Flashback: Can This ADDer be Saved?


A Tale of Two Clients – Part 1

© Madelyn Griffith-Haynie, CTP, CMC, ACT, MCC, SCAC
Reposting an article in the The ADD Coaching Series

In a comment communication with  mike2all on his blog ReadAfterBurnout.com, I was recently asked about my coaching.  I took his question to mean, “How does your Coaching work?”

After a relatively brief response to his question I also encouraged him to take a look at a 4-part series of articles written shortly after I first began blogging here on ADDandSoMuchMORE.com.

That got me thinking that it might be time to repost an edited version of each part of this short-story like article.  I doubt that many of my new readers in the past five or so years since these articles were originally published have seen any of them.

They are written in a “magazine conversational” style, and are each relatively quick reads. STAY TUNED for newly edited versions of the remainder of the story.

Can This ADDer be Saved?

A few brief stories of Coaching Results from Clients themselves found HERE


 

And so it begins . . .

Like many of us, Katy Nolan was a full time homemaker with a full-time job.

She adored her husband Paul, a terrific father — but not really much help around the house, meaning not really much help with anything having anything to DO with running a household, actually.

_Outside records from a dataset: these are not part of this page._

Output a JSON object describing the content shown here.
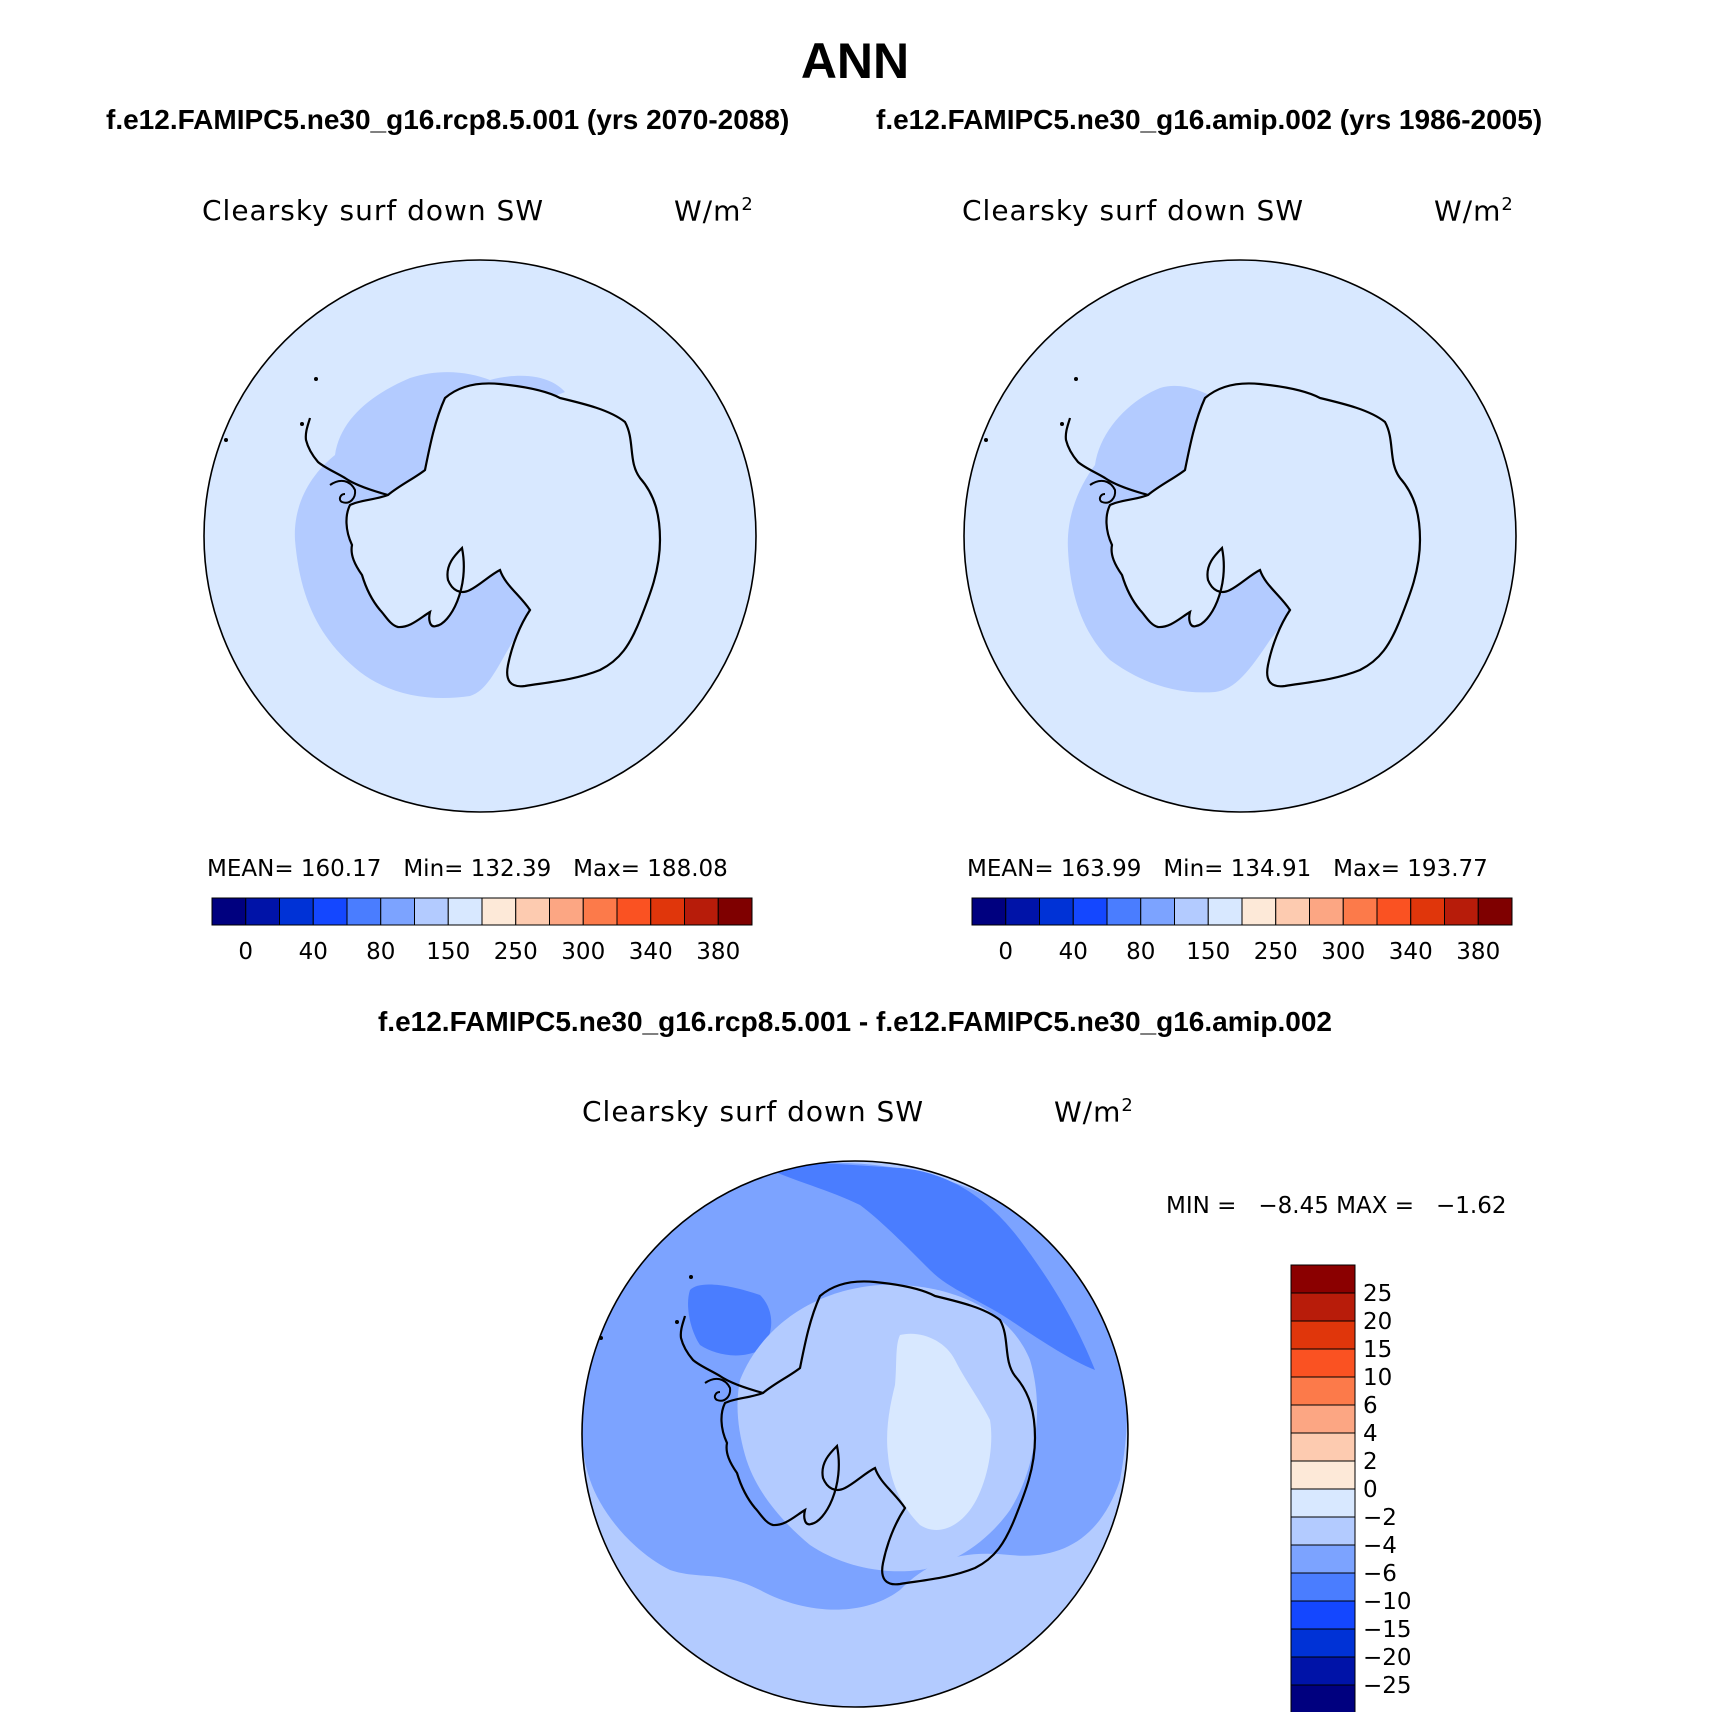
{
  "title": "ANN",
  "panels": [
    {
      "case_label": "f.e12.FAMIPC5.ne30_g16.rcp8.5.001 (yrs 2070-2088)",
      "variable": "Clearsky surf down SW",
      "units_base": "W/m",
      "units_exp": "2",
      "stats": {
        "mean_label": "MEAN=",
        "mean": "160.17",
        "min_label": "Min=",
        "min": "132.39",
        "max_label": "Max=",
        "max": "188.08"
      }
    },
    {
      "case_label": "f.e12.FAMIPC5.ne30_g16.amip.002 (yrs 1986-2005)",
      "variable": "Clearsky surf down SW",
      "units_base": "W/m",
      "units_exp": "2",
      "stats": {
        "mean_label": "MEAN=",
        "mean": "163.99",
        "min_label": "Min=",
        "min": "134.91",
        "max_label": "Max=",
        "max": "193.77"
      }
    }
  ],
  "colorbar_main": {
    "colors": [
      "#00007f",
      "#0013a8",
      "#0032d6",
      "#1447ff",
      "#4a7dff",
      "#7ca3ff",
      "#b3cbff",
      "#d8e8ff",
      "#fde9d8",
      "#fdcbb0",
      "#fca683",
      "#fc7a4a",
      "#fa5222",
      "#e0360b",
      "#b71c0a",
      "#7f0000"
    ],
    "labels": [
      "0",
      "40",
      "80",
      "150",
      "250",
      "300",
      "340",
      "380"
    ]
  },
  "difference": {
    "title": "f.e12.FAMIPC5.ne30_g16.rcp8.5.001 - f.e12.FAMIPC5.ne30_g16.amip.002",
    "variable": "Clearsky surf down SW",
    "units_base": "W/m",
    "units_exp": "2",
    "stats": {
      "min_label": "MIN =",
      "min": "−8.45",
      "max_label": "MAX =",
      "max": "−1.62"
    }
  },
  "colorbar_diff": {
    "colors_top_to_bottom": [
      "#8b0000",
      "#b81c0a",
      "#e0360b",
      "#fa5222",
      "#fc7a4a",
      "#fca683",
      "#fdcbb0",
      "#fde9d8",
      "#d8e8ff",
      "#b3cbff",
      "#7ca3ff",
      "#4a7dff",
      "#1447ff",
      "#0032d6",
      "#0013a8",
      "#00007f"
    ],
    "labels_top_to_bottom": [
      "25",
      "20",
      "15",
      "10",
      "6",
      "4",
      "2",
      "0",
      "−2",
      "−4",
      "−6",
      "−10",
      "−15",
      "−20",
      "−25"
    ]
  },
  "map_colors": {
    "ocean_light": "#d8e8ff",
    "band_mid": "#b3cbff",
    "band_darker": "#7ca3ff",
    "band_darkest": "#4a7dff",
    "coast": "#000000"
  }
}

Sometimes she joked that she had three kids — Mary, her second-grader, Tom her big fourth-grader, and Paul, the baby! Fortunately, Katy was one of the most organized women anyone knew, so she managed somehow to keep the home-fires burning, despite the demands of  a high-stress job.

Most days she managed to stay on top of things, but she went to bed exhausted every night and woke up every morning dreading the day. She loved her job, her kids, her marriage, and their newly remodeled home — but deep in her heart she hated her life.

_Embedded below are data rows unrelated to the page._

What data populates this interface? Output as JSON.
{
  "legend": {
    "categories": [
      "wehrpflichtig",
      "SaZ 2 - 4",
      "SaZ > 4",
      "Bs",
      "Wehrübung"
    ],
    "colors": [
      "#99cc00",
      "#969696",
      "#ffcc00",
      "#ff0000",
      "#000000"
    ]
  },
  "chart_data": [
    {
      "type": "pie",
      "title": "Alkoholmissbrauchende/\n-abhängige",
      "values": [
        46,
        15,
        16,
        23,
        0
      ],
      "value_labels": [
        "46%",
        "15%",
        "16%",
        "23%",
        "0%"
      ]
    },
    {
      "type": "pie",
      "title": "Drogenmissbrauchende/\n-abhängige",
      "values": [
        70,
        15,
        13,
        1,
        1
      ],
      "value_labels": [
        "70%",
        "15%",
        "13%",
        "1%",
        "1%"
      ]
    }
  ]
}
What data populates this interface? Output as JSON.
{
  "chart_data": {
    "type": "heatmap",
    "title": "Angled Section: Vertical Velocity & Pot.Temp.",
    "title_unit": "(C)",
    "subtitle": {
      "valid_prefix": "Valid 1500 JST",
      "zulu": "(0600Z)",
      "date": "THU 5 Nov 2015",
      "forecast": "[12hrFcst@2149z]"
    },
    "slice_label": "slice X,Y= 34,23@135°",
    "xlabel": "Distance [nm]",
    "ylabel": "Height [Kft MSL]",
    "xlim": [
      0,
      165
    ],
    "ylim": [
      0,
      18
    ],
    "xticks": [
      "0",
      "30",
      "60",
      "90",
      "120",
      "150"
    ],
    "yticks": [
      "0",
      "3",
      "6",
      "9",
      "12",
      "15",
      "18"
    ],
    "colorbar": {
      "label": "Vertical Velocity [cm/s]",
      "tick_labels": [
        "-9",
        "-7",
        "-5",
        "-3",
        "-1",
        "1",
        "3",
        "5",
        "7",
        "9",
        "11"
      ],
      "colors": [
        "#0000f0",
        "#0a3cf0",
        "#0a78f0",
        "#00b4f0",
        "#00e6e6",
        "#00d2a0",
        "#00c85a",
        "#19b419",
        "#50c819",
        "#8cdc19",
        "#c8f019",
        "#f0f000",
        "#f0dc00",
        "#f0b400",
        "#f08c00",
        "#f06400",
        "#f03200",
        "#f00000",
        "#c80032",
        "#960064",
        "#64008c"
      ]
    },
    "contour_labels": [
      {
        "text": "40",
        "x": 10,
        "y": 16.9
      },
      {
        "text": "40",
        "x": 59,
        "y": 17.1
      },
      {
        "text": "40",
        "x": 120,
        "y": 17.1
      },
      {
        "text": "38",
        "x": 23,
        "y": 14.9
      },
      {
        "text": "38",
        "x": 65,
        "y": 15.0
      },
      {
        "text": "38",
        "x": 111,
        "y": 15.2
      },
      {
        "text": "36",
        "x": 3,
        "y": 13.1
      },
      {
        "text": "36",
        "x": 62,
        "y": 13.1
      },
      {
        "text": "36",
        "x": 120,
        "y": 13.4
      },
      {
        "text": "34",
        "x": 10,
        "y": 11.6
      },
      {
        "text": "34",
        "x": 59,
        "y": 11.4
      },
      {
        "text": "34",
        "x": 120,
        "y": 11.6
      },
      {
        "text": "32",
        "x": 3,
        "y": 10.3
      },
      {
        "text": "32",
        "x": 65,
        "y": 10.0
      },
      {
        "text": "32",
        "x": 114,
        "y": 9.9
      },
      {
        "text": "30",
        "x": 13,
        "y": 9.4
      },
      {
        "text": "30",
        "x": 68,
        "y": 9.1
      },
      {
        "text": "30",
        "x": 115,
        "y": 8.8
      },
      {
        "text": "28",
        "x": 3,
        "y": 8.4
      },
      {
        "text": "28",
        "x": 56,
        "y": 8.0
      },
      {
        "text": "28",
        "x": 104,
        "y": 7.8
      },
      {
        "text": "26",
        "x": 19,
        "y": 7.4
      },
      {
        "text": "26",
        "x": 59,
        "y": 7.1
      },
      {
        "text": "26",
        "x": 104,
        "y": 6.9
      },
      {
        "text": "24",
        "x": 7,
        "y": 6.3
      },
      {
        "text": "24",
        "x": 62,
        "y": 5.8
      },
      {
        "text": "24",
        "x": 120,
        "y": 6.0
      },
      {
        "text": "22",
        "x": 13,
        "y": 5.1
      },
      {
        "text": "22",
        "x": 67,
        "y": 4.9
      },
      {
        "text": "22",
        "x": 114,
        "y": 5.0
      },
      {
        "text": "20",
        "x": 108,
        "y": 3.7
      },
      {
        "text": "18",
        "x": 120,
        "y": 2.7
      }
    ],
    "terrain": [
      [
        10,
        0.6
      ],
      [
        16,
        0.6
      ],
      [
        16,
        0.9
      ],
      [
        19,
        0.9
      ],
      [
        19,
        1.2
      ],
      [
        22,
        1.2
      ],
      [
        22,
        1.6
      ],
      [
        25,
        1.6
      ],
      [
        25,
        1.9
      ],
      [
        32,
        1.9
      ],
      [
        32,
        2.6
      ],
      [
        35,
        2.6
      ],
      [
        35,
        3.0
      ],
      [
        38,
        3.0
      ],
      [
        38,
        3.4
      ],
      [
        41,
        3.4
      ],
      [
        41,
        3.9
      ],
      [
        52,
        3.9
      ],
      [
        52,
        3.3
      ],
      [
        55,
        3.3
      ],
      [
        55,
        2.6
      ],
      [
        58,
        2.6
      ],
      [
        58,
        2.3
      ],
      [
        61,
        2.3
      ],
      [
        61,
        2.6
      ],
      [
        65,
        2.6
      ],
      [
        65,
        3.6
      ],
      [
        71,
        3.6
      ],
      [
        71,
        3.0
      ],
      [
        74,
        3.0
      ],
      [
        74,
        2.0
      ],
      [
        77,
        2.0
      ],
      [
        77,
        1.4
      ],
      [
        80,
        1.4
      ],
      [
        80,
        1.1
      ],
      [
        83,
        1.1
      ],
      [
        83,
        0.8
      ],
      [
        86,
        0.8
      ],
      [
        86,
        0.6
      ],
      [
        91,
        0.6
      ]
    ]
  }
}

“What’s wrong with me?” she often wondered.

THE DAY THE WORLD CHANGED

The words that started Katy’s day were about the worst she could possibly imagine, “Mommy, I don’t feel very good!”

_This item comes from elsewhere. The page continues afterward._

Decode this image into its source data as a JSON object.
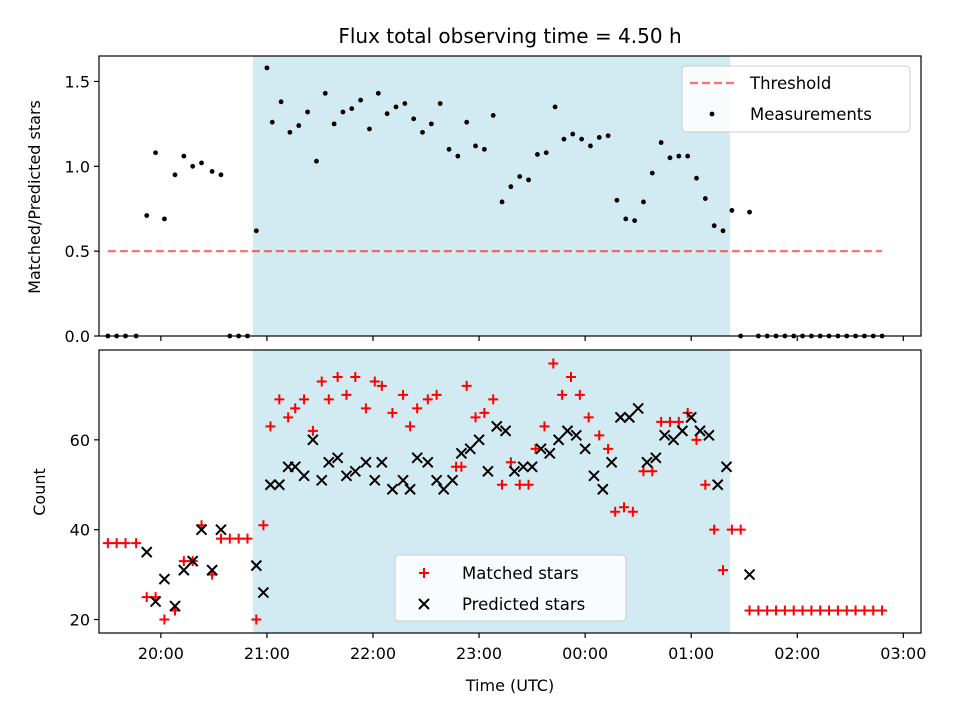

“Not today!” she complained under her breath, feeling guilty for the thought.
“Please let her be well enough to go to school today and I promise I’ll be Florence Nightingale tomorrow!”

Her upcoming week was booked solid with urgent work to-dos and a million errands related to the upcoming Easter holiday. She had taken the day off to work on an important report due Friday — without the distractions of the office.

For some reason she usually struggled to get her thoughts on paper at the office with the background of the constant ringing of the telephones and chatting of her office-mates.  She also struggled against the frequent interruptions of her new boss, the micro-manager’s micro-manager. Her recent memo about the “slippage” of the quality of Katy’s reports was scathing.